February 12, 2017
Damp dead leaves cushioned my footsteps on the approach trail to Springer Mtn. We had been planning this for so long, and now I was actually here! But even as I inhaled soft forest air, the moment of departure had not yet come. For I was hiking without my pack, accompanied by my sister, Helen, and her husband, Mark, and Jay was languishing in the Lodge at Amicalola with a pounding headache, sore throat, and sinus misery. The germs had abruptly materialized as we drove from Tennessee to Georgia. A week of recuperation loomed, for which my sister had kindly offered a refuge at her home.
Suddenly, over the hill, through the conversation of my companions, I heard a faint, garbled trumpeting, undulating through the air. “Listen!” I exclaimed. “Can you hear it?”
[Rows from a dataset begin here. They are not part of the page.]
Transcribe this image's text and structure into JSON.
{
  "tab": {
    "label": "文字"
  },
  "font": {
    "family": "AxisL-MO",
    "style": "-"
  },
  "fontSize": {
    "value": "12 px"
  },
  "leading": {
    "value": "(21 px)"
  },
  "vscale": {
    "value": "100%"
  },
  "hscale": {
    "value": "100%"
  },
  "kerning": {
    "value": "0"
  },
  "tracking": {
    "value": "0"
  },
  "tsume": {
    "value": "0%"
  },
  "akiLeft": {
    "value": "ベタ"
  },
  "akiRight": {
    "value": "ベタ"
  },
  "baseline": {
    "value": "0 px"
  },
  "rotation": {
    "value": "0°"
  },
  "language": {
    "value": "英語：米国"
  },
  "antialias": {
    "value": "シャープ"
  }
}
Helen, Mark, and I stopped, ears straining. A mixture of rattles, honks, squeaks – it almost sounded like a group of school children having a high old time with a basket of rhythm instruments! The cacaphony crescendoed, and suddenly, a flock of sandhill cranes crested the hill! The swoosh of huge wings beat the air. I wanted to lift my arms and join them, leap into the blue sky.
Yes! Head north! Take me with you!
As the last straggler of the migrating flock passed overhead to wing beyond the horizon, I was filled with a clarifying joy. Earlier this morning my parents had given Jay and me a parting blessing, the last verse from the 1715 hymn, “I Sing the Mighty Power of God” by Isaac Watts. The words resounded through my being:
There’s not a plant or flower below, but makes thy glories known.
And clouds arise, and tempests blow, by order from thy throne.
While all that borrows life from thee is ever in thy care,
And everywhere that we can be, thou, God, art present there.